Mobilisation des compétences
Les acteurs sont multiples:
- le chef d’établissement, primus inter pares : c’est le premier pédagogue de l’établissement. Il montre de l’intérêt par la place faite à la politique documentaire dans l’établissement, il crée un groupe de pilotage, il impulse;
- le professeur documentaliste : il a un rôle privilégié du fait de ses compétences en sciences de l’information et de la documentation ; il coordonne en tant que praticien et expert. Il est le responsable de la mise en œuvre du projet sous l’autorité du chef d’établissement ;
- l’animateur et les personnes ressources TICE ;
- le conseiller d’orientation psychologue;
- les équipes pédagogiques, obligatoirement parties prenantes. Le futur conseil pédagogique pourra se saisir de ces questions ;
- le conseiller principal d’éducation (accès aux ressources documentaires dans les salles de permanence, à l’internat par ex) ;
- le gestionnaire pour toutes les questions financières ;
- pourquoi ne pas associer des représentants des élèves dans les lycées ;
- ne pas oublier la nécessaire liaison avec les collectivités locales.
La politique documentaire est transversale, le travail doit être collégial.
Mobilisation des Ressources documentaires
Se poser une série de questions clés :
- Quels lieux ? le CDI est-il un centre ? Y a t il des lieux documentaires périphériques (cabinet d’Histoire Géographie, de sciences…) ? Travaille-t-on en réseau ? Avec qui ?
- Que mettre dans la base ? quelle organisation adopter ?
- Quelle politique d’acquisition, choix des abonnements, des sites, quelle politique de désherbage… ?
Il faut mener une réflexion globale sur les besoins de l’établissement et les réponses que l’on peut y apporter.
Quelques fondamentaux :
- arrêter des priorités : faire collectivement des choix raisonnés, assumés, dans le souci constant de cohérence avec la politique générale adoptée
- définir la politique dans la concertation ;
- penser un projet pluriannuel (possibilité de contractualisation des moyens budgétaires, par exemple pour l’abonnement BCDI 2006) ;
- retenir des indicateurs qui permettent le pilotage et l’évaluation, penser des évolutions ;
- afficher, diffuser, communiquer la politique documentaire. Porter à la connaissance du Conseil d’Administration, mais aussi des nouveaux enseignants, des parents, des collectivités territoriales. Dire ce que l’on fait et comment on le fait (par ex rendre compte de l’utilisation des moyens).
Conclusion :
Mme Bidot, ma collègue et moi-même attachons du prix à l’initiation d’une démarche et à la formalisation d’une politique documentaire lisible dans le projet d’établissement. Le chef d’établissement et le professeur-documentaliste jouent chacun un rôle fondamental dans le groupe intercatégoriel constitué à cet effet.
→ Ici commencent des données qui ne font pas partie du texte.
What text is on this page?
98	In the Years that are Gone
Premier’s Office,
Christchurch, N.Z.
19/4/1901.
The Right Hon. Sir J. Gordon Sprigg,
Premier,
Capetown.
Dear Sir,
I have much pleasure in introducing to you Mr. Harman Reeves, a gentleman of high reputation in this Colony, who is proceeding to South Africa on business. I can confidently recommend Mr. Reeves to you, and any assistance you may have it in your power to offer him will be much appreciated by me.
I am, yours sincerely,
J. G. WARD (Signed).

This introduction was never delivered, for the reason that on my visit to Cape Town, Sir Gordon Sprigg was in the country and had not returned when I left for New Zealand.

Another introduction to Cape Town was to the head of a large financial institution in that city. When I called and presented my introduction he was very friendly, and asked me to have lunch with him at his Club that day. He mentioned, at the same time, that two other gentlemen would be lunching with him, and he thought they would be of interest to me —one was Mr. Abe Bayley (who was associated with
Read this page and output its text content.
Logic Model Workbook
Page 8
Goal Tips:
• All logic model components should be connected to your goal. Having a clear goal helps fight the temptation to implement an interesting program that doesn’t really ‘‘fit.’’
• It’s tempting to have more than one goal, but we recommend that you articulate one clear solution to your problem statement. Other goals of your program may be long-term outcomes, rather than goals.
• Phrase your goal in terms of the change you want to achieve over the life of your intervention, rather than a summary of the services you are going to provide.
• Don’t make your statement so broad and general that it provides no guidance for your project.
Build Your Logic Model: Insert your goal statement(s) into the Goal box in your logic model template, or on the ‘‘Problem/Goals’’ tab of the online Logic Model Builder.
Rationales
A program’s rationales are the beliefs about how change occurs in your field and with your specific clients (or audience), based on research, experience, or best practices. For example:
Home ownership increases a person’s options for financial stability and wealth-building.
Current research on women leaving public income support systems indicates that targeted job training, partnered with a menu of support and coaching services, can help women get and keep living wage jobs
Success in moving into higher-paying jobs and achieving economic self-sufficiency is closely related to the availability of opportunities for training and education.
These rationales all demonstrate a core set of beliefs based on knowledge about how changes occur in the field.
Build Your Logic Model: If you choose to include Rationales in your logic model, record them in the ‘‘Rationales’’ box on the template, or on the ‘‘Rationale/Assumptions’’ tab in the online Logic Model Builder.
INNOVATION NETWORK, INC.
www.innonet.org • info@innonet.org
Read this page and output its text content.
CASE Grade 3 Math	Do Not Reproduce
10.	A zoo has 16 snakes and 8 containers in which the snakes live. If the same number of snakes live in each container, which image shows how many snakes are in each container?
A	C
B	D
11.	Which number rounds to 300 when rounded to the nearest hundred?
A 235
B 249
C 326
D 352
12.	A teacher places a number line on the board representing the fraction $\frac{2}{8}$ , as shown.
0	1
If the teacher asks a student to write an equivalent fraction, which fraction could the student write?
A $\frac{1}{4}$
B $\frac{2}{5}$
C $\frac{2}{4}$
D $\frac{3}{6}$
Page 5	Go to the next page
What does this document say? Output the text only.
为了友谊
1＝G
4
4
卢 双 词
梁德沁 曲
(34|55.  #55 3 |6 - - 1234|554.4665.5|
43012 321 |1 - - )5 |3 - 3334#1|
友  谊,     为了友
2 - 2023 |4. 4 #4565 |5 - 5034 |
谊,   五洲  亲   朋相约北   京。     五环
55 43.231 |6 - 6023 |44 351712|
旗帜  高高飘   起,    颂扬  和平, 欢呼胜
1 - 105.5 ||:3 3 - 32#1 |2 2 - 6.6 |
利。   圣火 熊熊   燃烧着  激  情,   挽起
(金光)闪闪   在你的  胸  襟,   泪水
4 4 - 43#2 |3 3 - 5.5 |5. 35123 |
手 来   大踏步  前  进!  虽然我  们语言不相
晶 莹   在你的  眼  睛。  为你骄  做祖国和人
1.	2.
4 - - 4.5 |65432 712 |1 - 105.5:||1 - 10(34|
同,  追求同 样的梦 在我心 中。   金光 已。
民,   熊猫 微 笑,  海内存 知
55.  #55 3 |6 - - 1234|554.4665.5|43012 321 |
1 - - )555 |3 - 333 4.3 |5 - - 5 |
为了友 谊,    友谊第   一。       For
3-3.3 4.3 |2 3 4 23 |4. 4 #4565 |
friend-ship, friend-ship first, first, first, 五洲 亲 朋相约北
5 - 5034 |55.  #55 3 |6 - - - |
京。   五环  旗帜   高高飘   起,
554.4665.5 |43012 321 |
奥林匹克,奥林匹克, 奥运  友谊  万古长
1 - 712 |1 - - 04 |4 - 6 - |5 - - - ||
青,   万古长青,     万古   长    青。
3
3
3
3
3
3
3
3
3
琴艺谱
Cette volonté forte de la politique académique se traduit par la mise en place d’un
accompagnement institutionnel des EPLE : assistance à la conception et à la mise en œuvre de la politique documentaire, appui méthodologique au développement et à la conduite de projet.
Ainsi pour 2006-2007 sont d’ores et déjà programmés :
- un stage commun inscrit au plan académique de formation destiné aux chefs d’établissement et aux professeurs documentalistes (inscription en binôme)
- un nouveau dispositif consacré à la politique documentaire au PAF des professeurs-documentalistes, une formation de formateurs
- la relance des réseaux de documentalistes avec pour thème de travail « la politique documentaire » et un objectif de production sur le site académique des documentalistes
La politique documentaire est un chantier académique prioritaire.